Forum Moderators: phranque
When I checked my server stats a day later, I could not beleive what I just saw, because the amount of kb transferred was more than 100 (!) times larger than on an average day, though page impressions and visitors had remained the same. A closer look at the log files showed, that instead of the usual page size of 10kb, the amoung had risen up to 64 000 000 kb. But in no way, I can think of somebody downloading 64 mb of error messages, or what ever it was.
When I checked the sites with the Lynx browser again, everything seemed to be ok, so I contacted the server support, and they replied, that the traffic amaount was calculated by Apache, and thus is correct.
I have not changed anything on the site in weeks, and yesterdays traffic is back to normal, but still I need to know fast, what happened, because such an amount of traffic is going to cost my quite a lot.
Thank you for you help!
Since you say page impressions and visitors remained the same, my guess is it could be regular spiders if they don't count against those two stats, someone may have downloaded your images (or other files not counting under impressions like maybe js), or perhaps hotlinking. Someone may have sucked down your site but the page impressions overall should have gone way up. Don't discount error messages. When I caught one bot and fed him 403's, he pounded my site for a solid hour. Luckily, my 403 pages are very small, so it didn't amount to much bandwidth. Check your raw logs!
[IP][Time] "GET [page] HTTP/1.0" 200 8006002 "http://search.yahoo.com/search?[Query]" "Mozilla/4.0[...]"
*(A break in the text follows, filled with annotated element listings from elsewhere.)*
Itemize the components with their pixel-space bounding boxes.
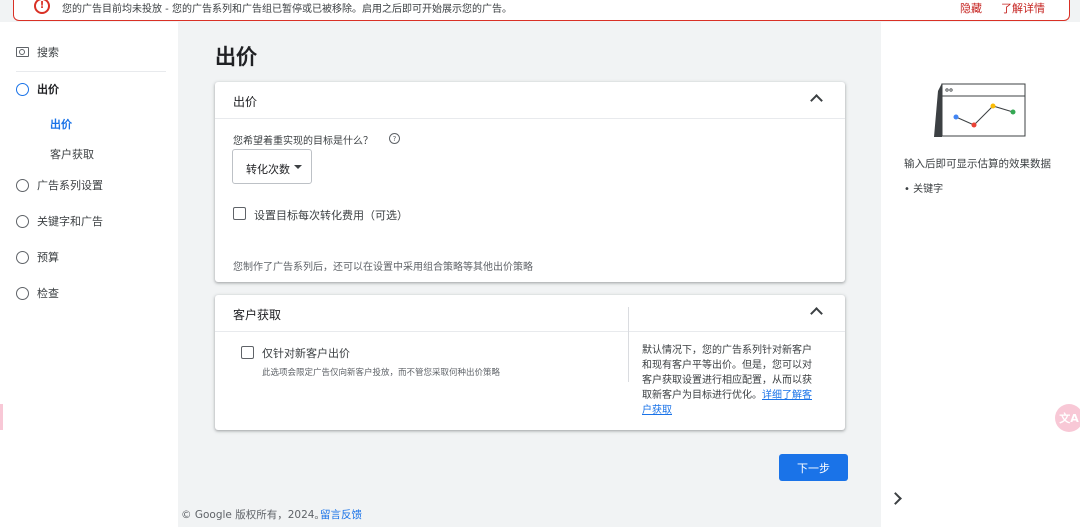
side-handle[interactable] (0, 404, 3, 430)
chart-illustration-icon (934, 83, 1026, 137)
step-circle-icon (16, 250, 29, 264)
chevron-up-icon[interactable] (810, 307, 823, 320)
chevron-right-icon[interactable] (889, 492, 902, 505)
dropdown-caret-icon (294, 165, 302, 169)
sidebar-item-bidding[interactable]: 出价 (0, 74, 178, 104)
footer-copyright: © Google 版权所有，2024。 (181, 509, 325, 521)
target-cpa-checkbox[interactable] (233, 207, 246, 220)
sidebar-item-keywords-ads[interactable]: 关键字和广告 (0, 206, 178, 236)
step-circle-icon (16, 178, 29, 192)
page-title: 出价 (215, 45, 257, 69)
sidebar-item-label: 检查 (37, 287, 59, 300)
search-icon (16, 47, 29, 57)
sidebar: 搜索 出价 出价 客户获取 广告系列设置 关键字和广告 预算 检查 (0, 22, 178, 527)
sidebar-item-label: 广告系列设置 (37, 179, 103, 192)
divider (628, 307, 629, 382)
sidebar-item-label: 出价 (37, 83, 59, 96)
sidebar-subitem-acquisition[interactable]: 客户获取 (50, 146, 94, 162)
translate-button[interactable]: 文A (1055, 404, 1080, 432)
sidebar-subitem-bidding[interactable]: 出价 (50, 116, 72, 132)
feedback-link[interactable]: 留言反馈 (320, 507, 362, 522)
sidebar-item-search[interactable]: 搜索 (0, 37, 178, 67)
estimate-bullet: • 关键字 (904, 184, 944, 195)
bidding-card: 出价 您希望着重实现的目标是什么？ ? 转化次数 设置目标每次转化费用（可选） … (215, 82, 845, 282)
sidebar-item-label: 搜索 (37, 46, 59, 59)
alert-text: 您的广告目前均未投放 - 您的广告系列和广告组已暂停或已被移除。启用之后即可开始… (62, 4, 512, 15)
acquisition-card: 客户获取 仅针对新客户出价 此选项会限定广告仅向新客户投放，而不管您采取何种出价… (215, 295, 845, 430)
sidebar-item-review[interactable]: 检查 (0, 278, 178, 308)
alert-banner: ! 您的广告目前均未投放 - 您的广告系列和广告组已暂停或已被移除。启用之后即可… (13, 0, 1070, 21)
new-customers-note: 此选项会限定广告仅向新客户投放，而不管您采取何种出价策略 (262, 368, 501, 378)
goal-select[interactable]: 转化次数 (232, 149, 312, 184)
step-circle-icon (16, 286, 29, 300)
new-customers-checkbox[interactable] (241, 346, 254, 359)
error-icon: ! (34, 0, 50, 14)
sidebar-divider (16, 71, 166, 72)
bidding-card-header[interactable]: 出价 (215, 82, 845, 119)
estimate-description: 输入后即可显示估算的效果数据 (904, 158, 1051, 170)
step-circle-icon (16, 214, 29, 228)
next-button[interactable]: 下一步 (779, 454, 848, 481)
alert-learn-more-link[interactable]: 了解详情 (1001, 0, 1045, 16)
right-panel: 输入后即可显示估算的效果数据 • 关键字 (881, 22, 1080, 527)
new-customers-label: 仅针对新客户出价 (262, 347, 350, 360)
card-title: 客户获取 (233, 308, 282, 322)
acquisition-info: 默认情况下，您的广告系列针对新客户和现有客户平等出价。但是，您可以对客户获取设置… (642, 343, 817, 418)
help-icon[interactable]: ? (389, 133, 400, 144)
chevron-up-icon[interactable] (810, 94, 823, 107)
acquisition-card-header[interactable]: 客户获取 (215, 295, 845, 332)
goal-select-value: 转化次数 (246, 163, 290, 176)
goal-question-label: 您希望着重实现的目标是什么？ (233, 136, 373, 147)
bidding-note: 您制作了广告系列后，还可以在设置中采用组合策略等其他出价策略 (233, 262, 533, 273)
step-circle-icon (16, 82, 29, 96)
sidebar-item-budget[interactable]: 预算 (0, 242, 178, 272)
target-cpa-label: 设置目标每次转化费用（可选） (254, 209, 408, 222)
sidebar-item-label: 关键字和广告 (37, 215, 103, 228)
alert-hide-link[interactable]: 隐藏 (960, 0, 982, 16)
sidebar-item-label: 预算 (37, 251, 59, 264)
sidebar-item-campaign-settings[interactable]: 广告系列设置 (0, 170, 178, 200)
card-title: 出价 (233, 95, 258, 109)
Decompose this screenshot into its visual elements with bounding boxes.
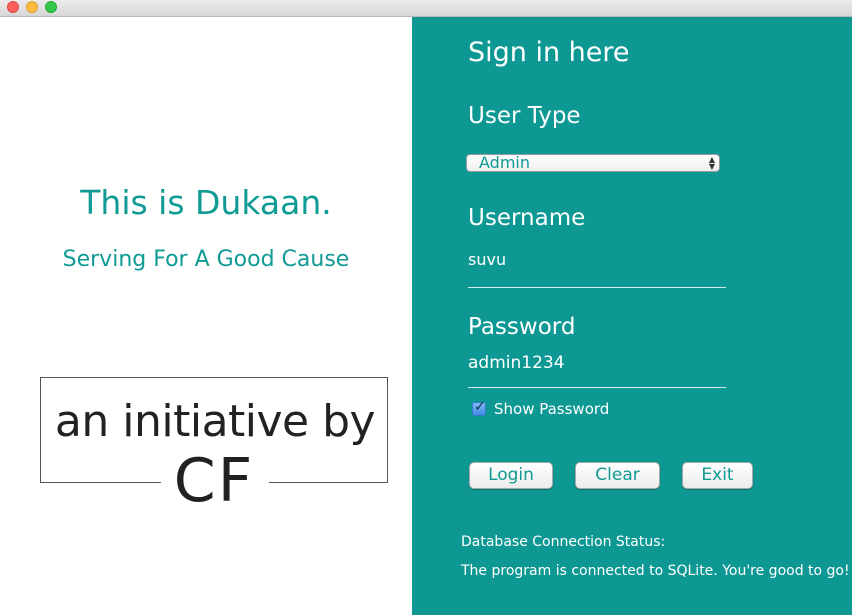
brand-title: This is Dukaan. <box>80 183 332 222</box>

This is an example line from my raw logs, and there are many more. Note the 8006002!
When I now go to [page], I get the page that is supposed to be there, with a filesize of about 10kb.
Is it possible that somebody hacked your amazon scripts and does requests that are not logged?
Right now, I have three hosting accounts at that hosting company, with each containing the very same shop system and files, just different data. Two of them are in English and are hosted on the same server. Both accounts showed an extreme elevation in traffic. The third account contains the German Amazon Data and is hosted at a different server. I did not encounter any problems there.
I can think of two possible causes so far:
- Amazon changed the xml format temporarily for the US Datafeed, which somehow caused the the xml script to produce lots of errors. Sometime later, they changed it back. This does not explain, why only some of the page requests at that time produced errors.
- The server (PHP, Apache, MySQL, or whatever) broke down, and was no longer able to process the requests without errors. Unfortunately, I know only little about web servers, so I can not judge, how likely this is. Just over a year ago, I had a similar problem with another account at that hosting company, where I had a sudden increase in traffic, just one day. At that time, I did not investigate, because it was the last day of the month, and I did not exceed the traffic limits. The page used just very little code at that time, and for sure had no infinite loops.
The site has been running for a few months now, and there were no mayor changes during that time. I am not sure how to determine, if the site was hacked, but my FTP programm shows, that the files were not edited during the last two weeks.
There is no limit for data output on my side, butI don't understand, why the server did not stop sending these error messages, thus producing files of several MB.
Hm, so it's not especially designed to read AMAZON's xml?
Me personally i would feel safe then ...
Does it retrieve and display reviews too? Guessing here: could it be that the review feature has been spammed at amazon's site and therefor your script loaded tons of (spam)reviews? After a while amazon noticed the spam and removed all reviews for the affected products ...!?
Thank you everybody for your help. I will now talk to Amazon and my host to resolve the last problems!
- Encoding of the umlaut character (typically found in German language text) has been fixed.
- Encoding of some Japanese characters has been fixed.
- Availability messages for items in the German and Japanese locales are now returned in the proper language.
- A more appropriate SOAP fault string is now returned in case of an error on a BlendedSearch.
- The TextStreamSearch and BlendedSearch calls no longer return an error message no results are found for the search.
- The results from a BlendedSearch now include a RelevanceRank value for each ProductLine element. An application can sort the results using this value in order to produce results that more closely resemble those found on the Amazon web site.
- The TextStreamSearch has been tuned to return results that are more relevant to the given text.
I don't know the details yet, since I just discovered this. But I'll tell you when I know more.